One problem is performance.

(Most) GraphQL clients are optimized for relatively small/simple objects being returned, and you typically pay a cost for every single edge (not node) returned in a response / cached in memory.

It can quickly get to the point where your project is spending more time per frame processing GraphQL responses & looking data up from the cache than you spend rendering your UI


it sounds like they are just dumping every field to somehow show the user without any validation/specific rendering logic for each field


We do something similar and it's because GQL at my company is really pointless. I think someone at some point someone also got on the hype train not realizing that we do not really need to have hyper specific queries we can write on the fly. I can't think of a single instance where someone proposed a feature and we all went well, we can combine these 3 things we already have into a new query and the backend has no work to do. The backend always ends up building out more into graph and have been doing so for at least 6 years now. There have been a handful of cases where we did combine something old with something new but given the extra complexity on the client and backend I'm not sure it was worth it over making 2 separate calls.

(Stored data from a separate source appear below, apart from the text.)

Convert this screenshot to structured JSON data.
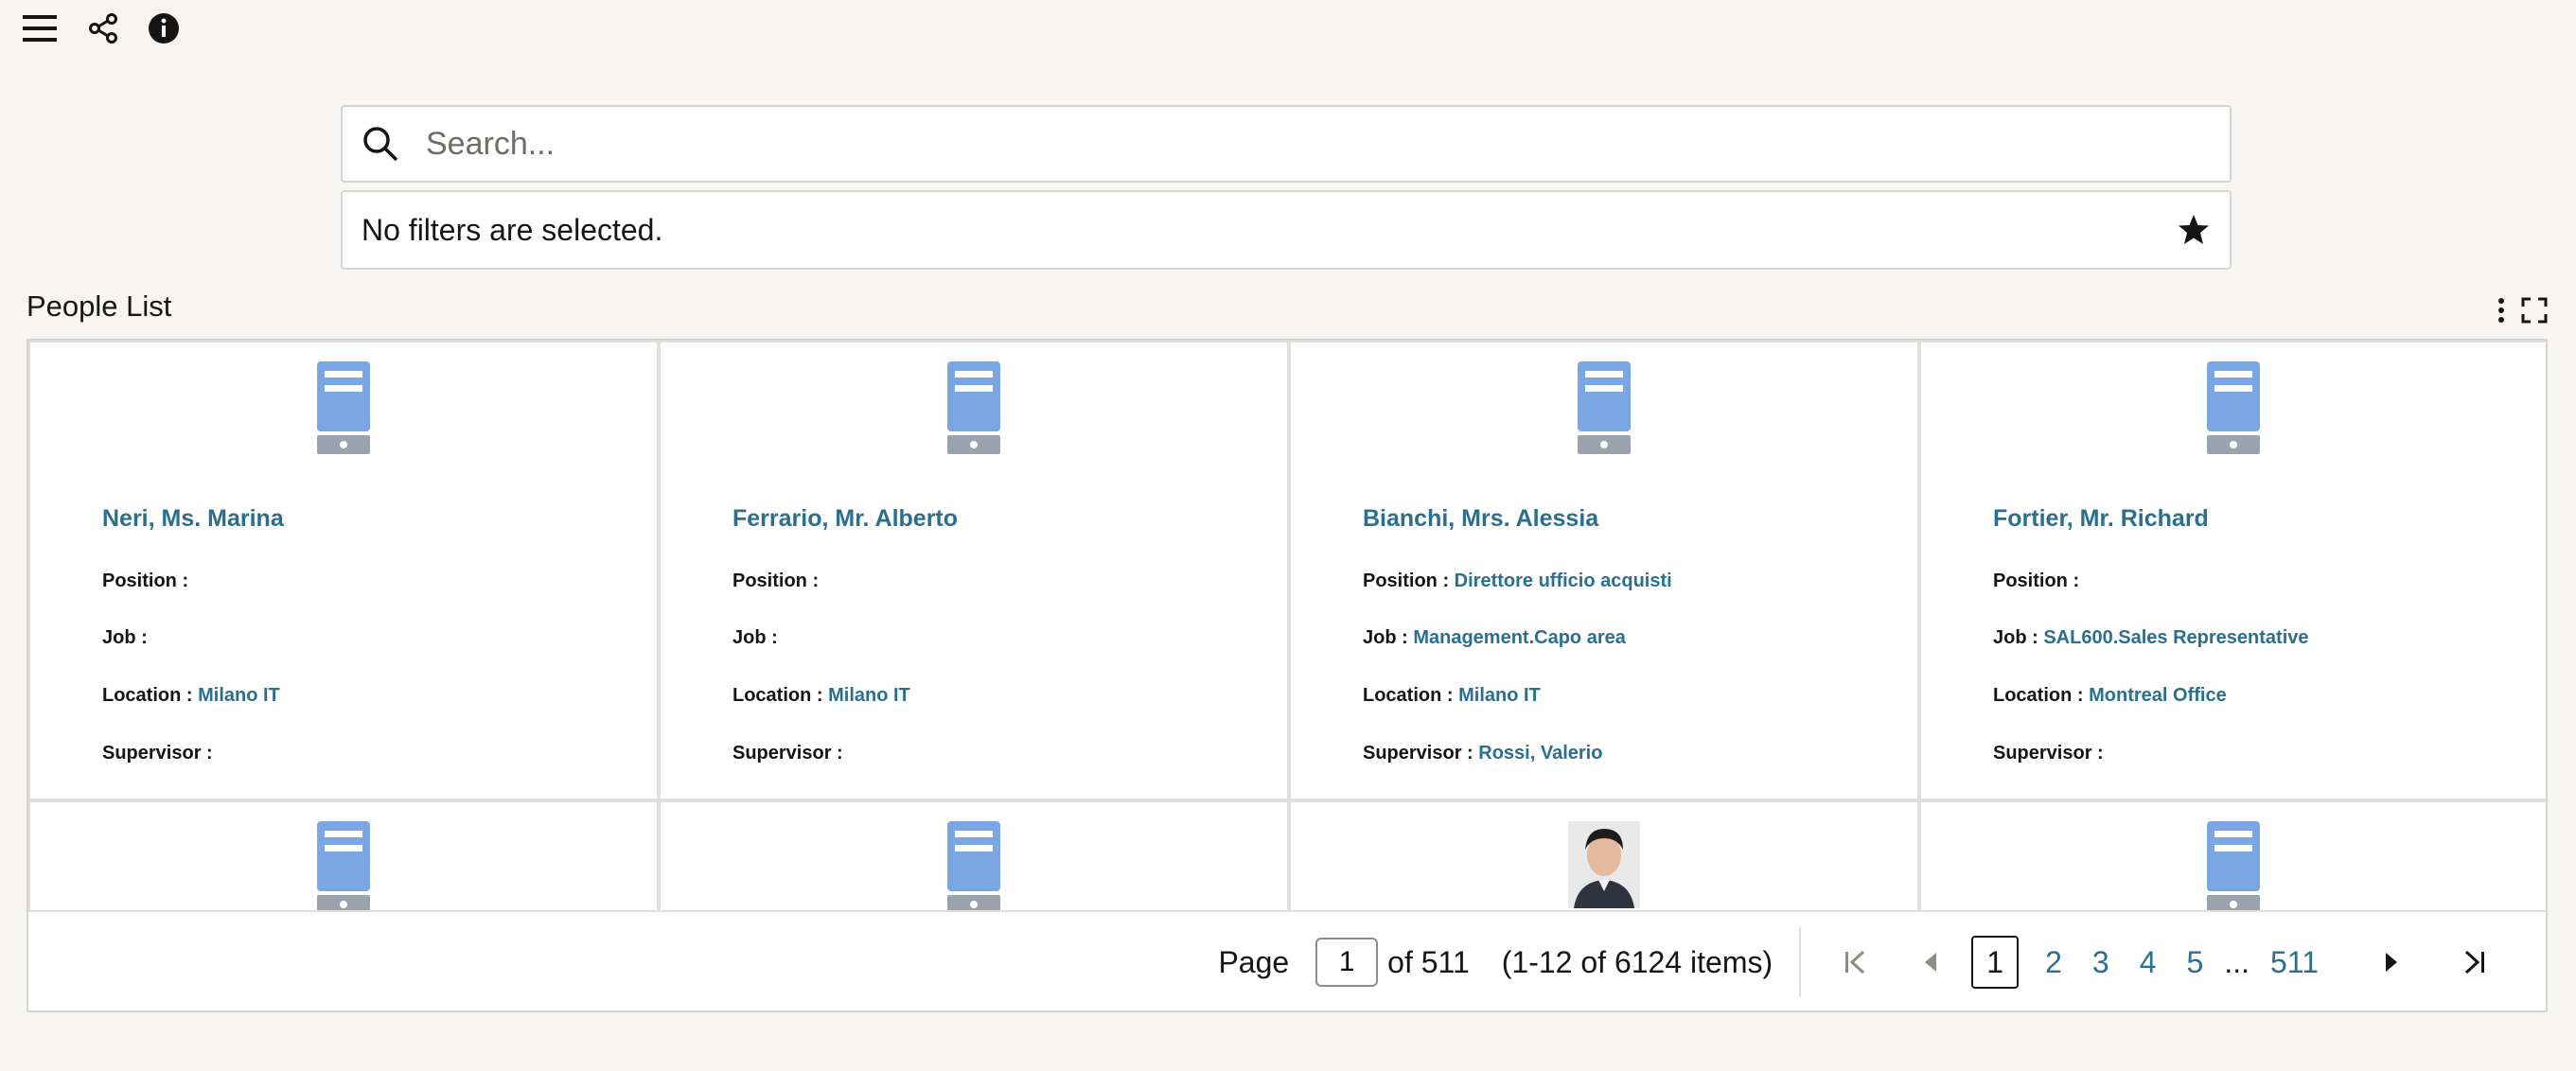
{
  "toolbar": {
    "icons": [
      "menu-icon",
      "share-icon",
      "info-icon"
    ]
  },
  "search": {
    "placeholder": "Search...",
    "value": ""
  },
  "filters": {
    "text": "No filters are selected."
  },
  "list": {
    "title": "People List"
  },
  "people": [
    {
      "name": "Neri, Ms. Marina",
      "position_label": "Position :",
      "position": "",
      "job_label": "Job :",
      "job": "",
      "location_label": "Location :",
      "location": "Milano IT",
      "supervisor_label": "Supervisor :",
      "supervisor": ""
    },
    {
      "name": "Ferrario, Mr. Alberto",
      "position_label": "Position :",
      "position": "",
      "job_label": "Job :",
      "job": "",
      "location_label": "Location :",
      "location": "Milano IT",
      "supervisor_label": "Supervisor :",
      "supervisor": ""
    },
    {
      "name": "Bianchi, Mrs. Alessia",
      "position_label": "Position :",
      "position": "Direttore ufficio acquisti",
      "job_label": "Job :",
      "job": "Management.Capo area",
      "location_label": "Location :",
      "location": "Milano IT",
      "supervisor_label": "Supervisor :",
      "supervisor": "Rossi, Valerio"
    },
    {
      "name": "Fortier, Mr. Richard",
      "position_label": "Position :",
      "position": "",
      "job_label": "Job :",
      "job": "SAL600.Sales Representative",
      "location_label": "Location :",
      "location": "Montreal Office",
      "supervisor_label": "Supervisor :",
      "supervisor": ""
    }
  ],
  "pager": {
    "page_label": "Page",
    "current_page": "1",
    "of_label": "of 511",
    "range_label": "(1-12 of 6124 items)",
    "pages": [
      "1",
      "2",
      "3",
      "4",
      "5"
    ],
    "ellipsis": "...",
    "last_page": "511"
  },
  "colors": {
    "link": "#2a6f8f",
    "avatar_blue": "#7aa7e3",
    "avatar_gray": "#9aa3ad",
    "background": "#f6f5f3"
  }
}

This isn't actually that terrible since these fields are cached by a client-side library like Apollo. If the query has already been made elsewhere then it won't be doing any extra work

The only downside is if one of those unused fields changes due to a mutation then all components using that field will rerender (ofc I'm assuming React here). Again, not the biggest concern if you've got your memoization set up correctly


You missed the actual downside of this only works if there is no mutations in the background from other clients/processes making your cache stale.


you can poll or subscribe within GQL. The same solutions you'd use with a rest-based api


The difference is that the client came up with its own data access patterns instead of having to rely on the server to design the exact endpoints that it needs.

Overfetching or not, that's a rather big difference.


Sure, but just how often is the client the one who defines what data it needs without the designer being able to create obvious endpoints?

Surely there are some good use cases.. just so few and far between. No one should be using GraphQL unless absolutely necessary.


Yup, we saw the same thing. Everyone wants RPC. That's it. We keep inventing crazy complicated patterns on top of RPC that serve mostly as good fodder to yell about in meetings, when `POST /list_users` and `POST /create_user` work great.


This is easily fixed by introducing a linter - relay complains about unused fields by default.